Le dimos otra copa de vino, le encadenamos las manos otra vez y la mandamos con los dos hombres a proa. Después de eso, me dejé caer en su silla y Novia, Rombeau y yo nos miramos.
—Ese mentiroso nos dijo que Guzmán estaba arruinado —dijo Rombeau—. ¡Pagará por eso!
Asentí.
—Lo hizo, y pagará. Aun así, tiene agallas, y hay que reconocérselo. Quería su tesoro y también el de Guzmán, y estaba dispuesto a pelear por ello.
—Ya lo ha perdido todo, Crisóforo.
Novia estaba tan ensimismada pensando que parecía que hablaba con ella misma en vez de conmigo.
—Él no lo ve así. Rombeau ha prometido que no los va a matar. Eso suena a que al final los tendremos que dejar ir. Llevarlos a tierra o dejarlos en un bote. Después de eso, probablemente venderíamos el Castillo Blanco, o eso piensa él. Tiene amigos y contactos, y podría encontrar el barco y comprarlo antes de que el nuevo dueño encontrara el dinero.

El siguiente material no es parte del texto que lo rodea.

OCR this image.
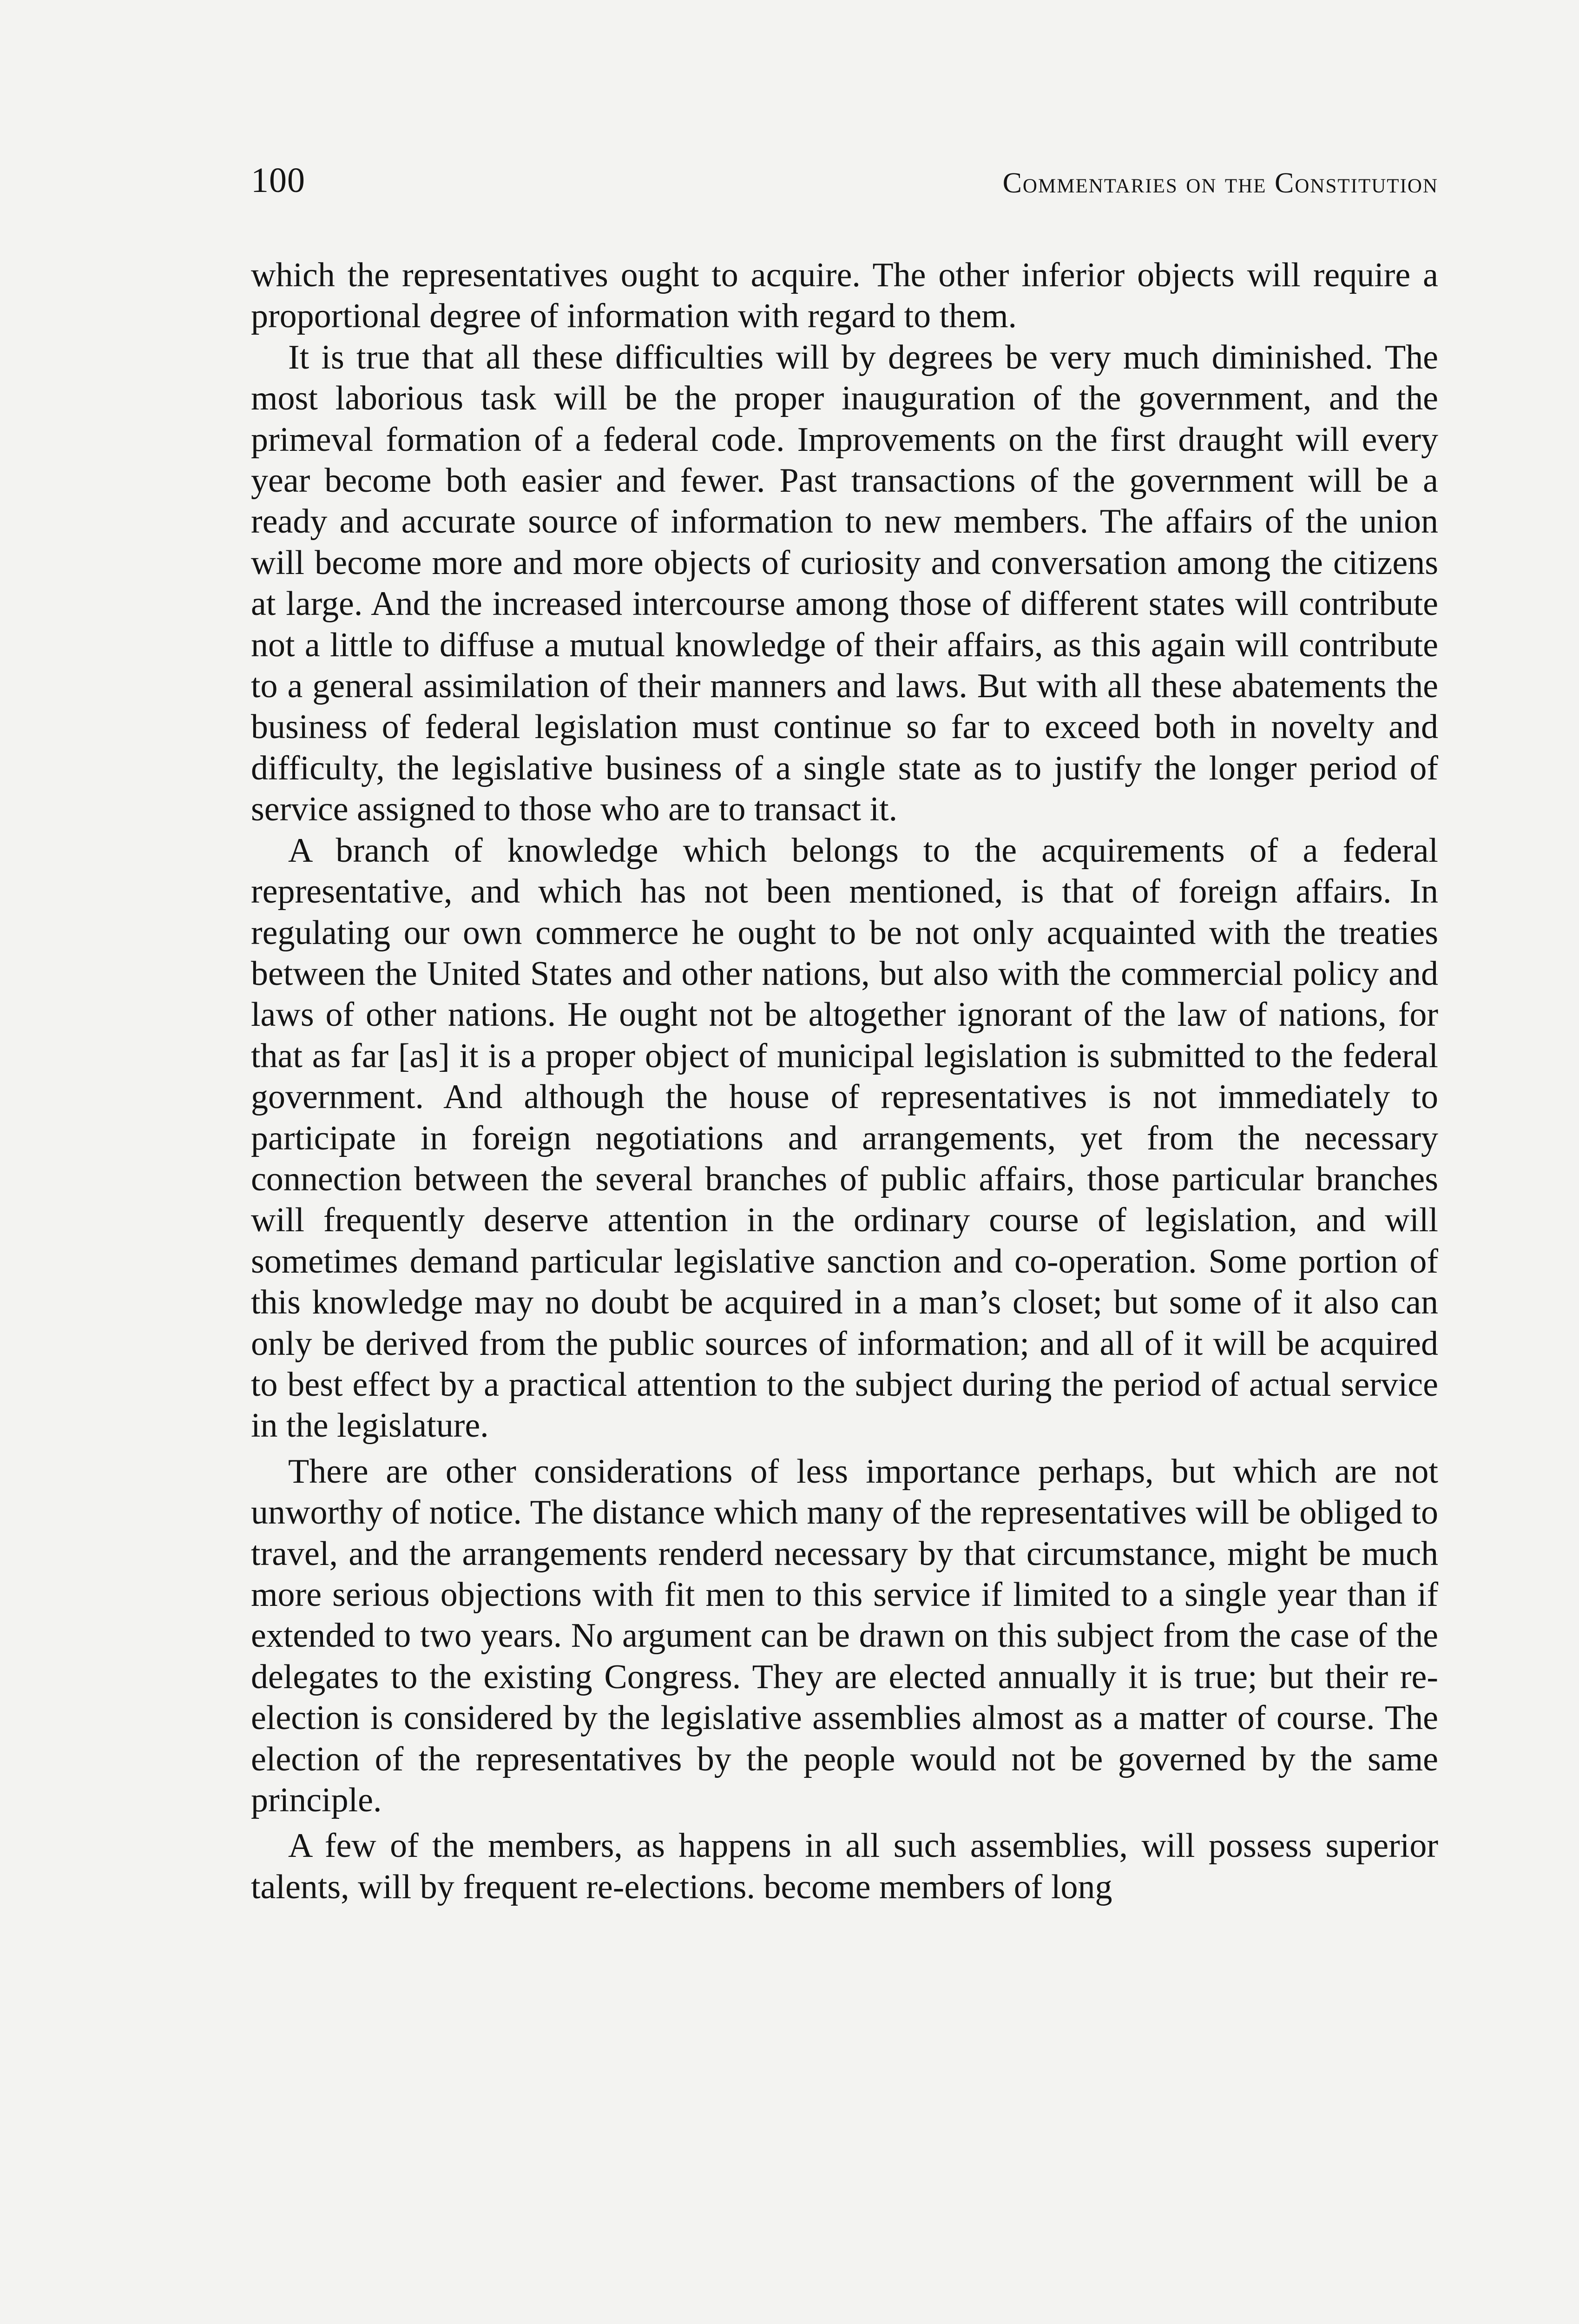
100	Commentaries on the Constitution

which the representatives ought to acquire. The other inferior objects will require a proportional degree of information with regard to them.

It is true that all these difficulties will by degrees be very much diminished. The most laborious task will be the proper inauguration of the government, and the primeval formation of a federal code. Improvements on the first draught will every year become both easier and fewer. Past transactions of the government will be a ready and accurate source of information to new members. The affairs of the union will become more and more objects of curiosity and conversation among the citizens at large. And the increased intercourse among those of different states will contribute not a little to diffuse a mutual knowledge of their affairs, as this again will contribute to a general assimilation of their manners and laws. But with all these abatements the business of federal legislation must continue so far to exceed both in novelty and difficulty, the legislative business of a single state as to justify the longer period of service assigned to those who are to transact it.

A branch of knowledge which belongs to the acquirements of a federal representative, and which has not been mentioned, is that of foreign affairs. In regulating our own commerce he ought to be not only acquainted with the treaties between the United States and other nations, but also with the commercial policy and laws of other nations. He ought not be altogether ignorant of the law of nations, for that as far [as] it is a proper object of municipal legislation is submitted to the federal government. And although the house of representatives is not immediately to participate in foreign negotiations and arrangements, yet from the necessary connection between the several branches of public affairs, those particular branches will frequently deserve attention in the ordinary course of legislation, and will sometimes demand particular legislative sanction and co-operation. Some portion of this knowledge may no doubt be acquired in a man’s closet; but some of it also can only be derived from the public sources of information; and all of it will be acquired to best effect by a practical attention to the subject during the period of actual service in the legislature.

There are other considerations of less importance perhaps, but which are not unworthy of notice. The distance which many of the representatives will be obliged to travel, and the arrangements renderd necessary by that circumstance, might be much more serious objections with fit men to this service if limited to a single year than if extended to two years. No argument can be drawn on this subject from the case of the delegates to the existing Congress. They are elected annually it is true; but their re-election is considered by the legislative assemblies almost as a matter of course. The election of the representatives by the people would not be governed by the same principle.

A few of the members, as happens in all such assemblies, will possess superior talents, will by frequent re-elections. become members of long
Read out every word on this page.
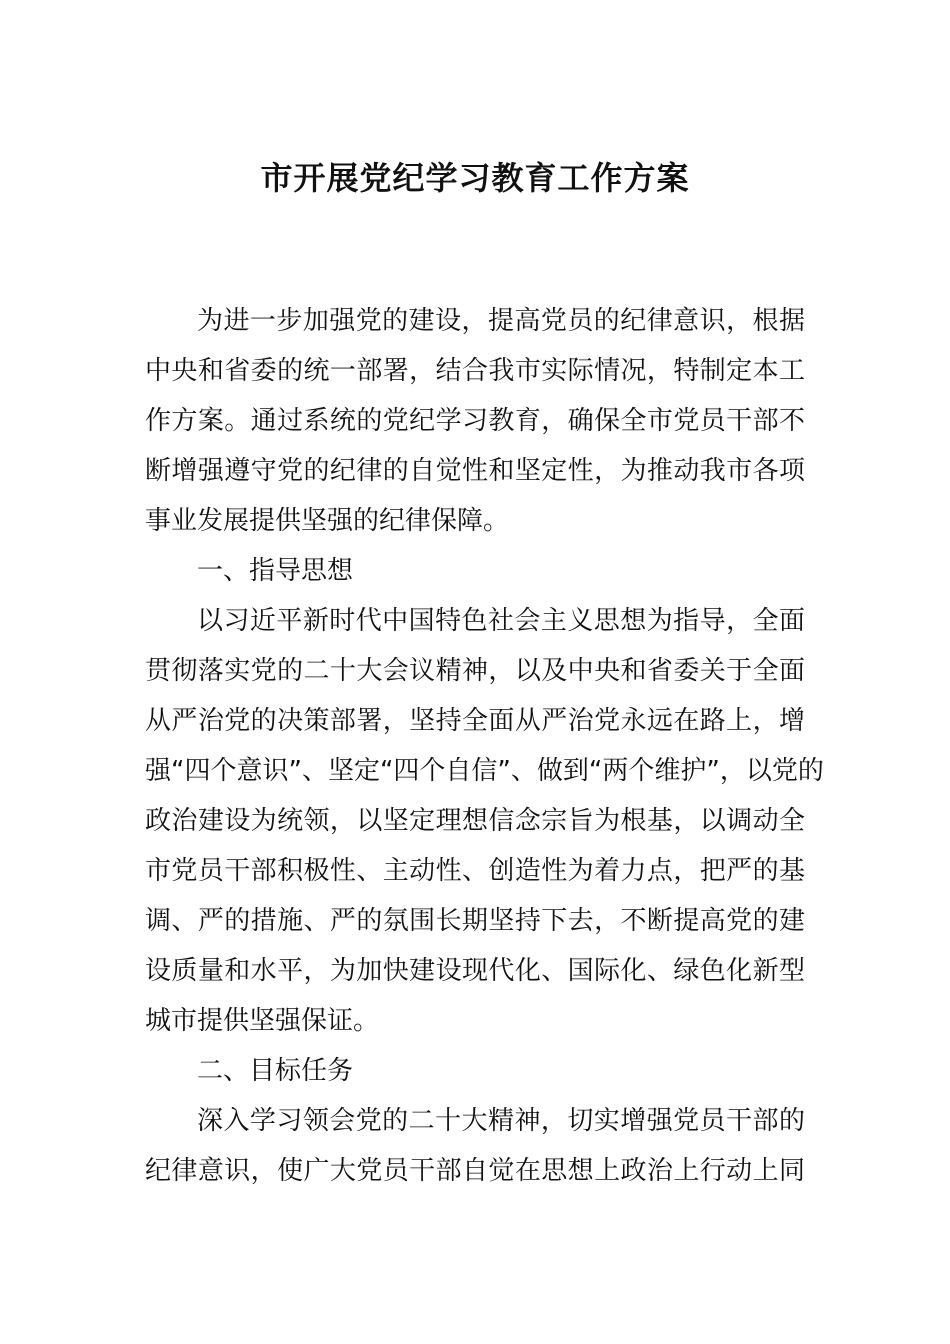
市开展党纪学习教育工作方案
为进一步加强党的建设，提高党员的纪律意识，根据
中央和省委的统一部署，结合我市实际情况，特制定本工
作方案。通过系统的党纪学习教育，确保全市党员干部不
断增强遵守党的纪律的自觉性和坚定性，为推动我市各项
事业发展提供坚强的纪律保障。
一、指导思想
以习近平新时代中国特色社会主义思想为指导，全面
贯彻落实党的二十大会议精神，以及中央和省委关于全面
从严治党的决策部署，坚持全面从严治党永远在路上，增
强“四个意识”、坚定“四个自信”、做到“两个维护”，以党的
政治建设为统领，以坚定理想信念宗旨为根基，以调动全
市党员干部积极性、主动性、创造性为着力点，把严的基
调、严的措施、严的氛围长期坚持下去，不断提高党的建
设质量和水平，为加快建设现代化、国际化、绿色化新型
城市提供坚强保证。
二、目标任务
深入学习领会党的二十大精神，切实增强党员干部的
纪律意识，使广大党员干部自觉在思想上政治上行动上同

—O la mujer guardaría el dinero por él, quizá.
Novia se acercó a la barandilla y echó un vistazo a la mole blanca del Castillo Blanco, que estaba a un cuarto de milla de ellos y brillaba a la luz de la luna.
—¿No lo vas a vender?
—No lo sé. Quiero revisarlo y encontrar el dinero.
Me acerqué a la barandilla de popa también y me quedé al lado de Novia con el brazo alrededor de su cintura, que no era más grande que la de un niño. Miles de cosas me rondaban por la cabeza en ese momento, y aunque quisiera no las podría escribir todas.
Se apoyó contra mí, sólo un poco. Llevaba puesto uno de esos vestidos de calicó que habían hecho ella y Azuka y su pelo olía a perfume.
—No lo vendas, Crisóforo —murmuró.
—No lo haré —le prometí—. No si es la mitad de rápido de lo que parece.
No creo que ninguno de nosotros estuviera pensando en ese momento en el fantasma, monstruo, o lo que fuera, de Pilar.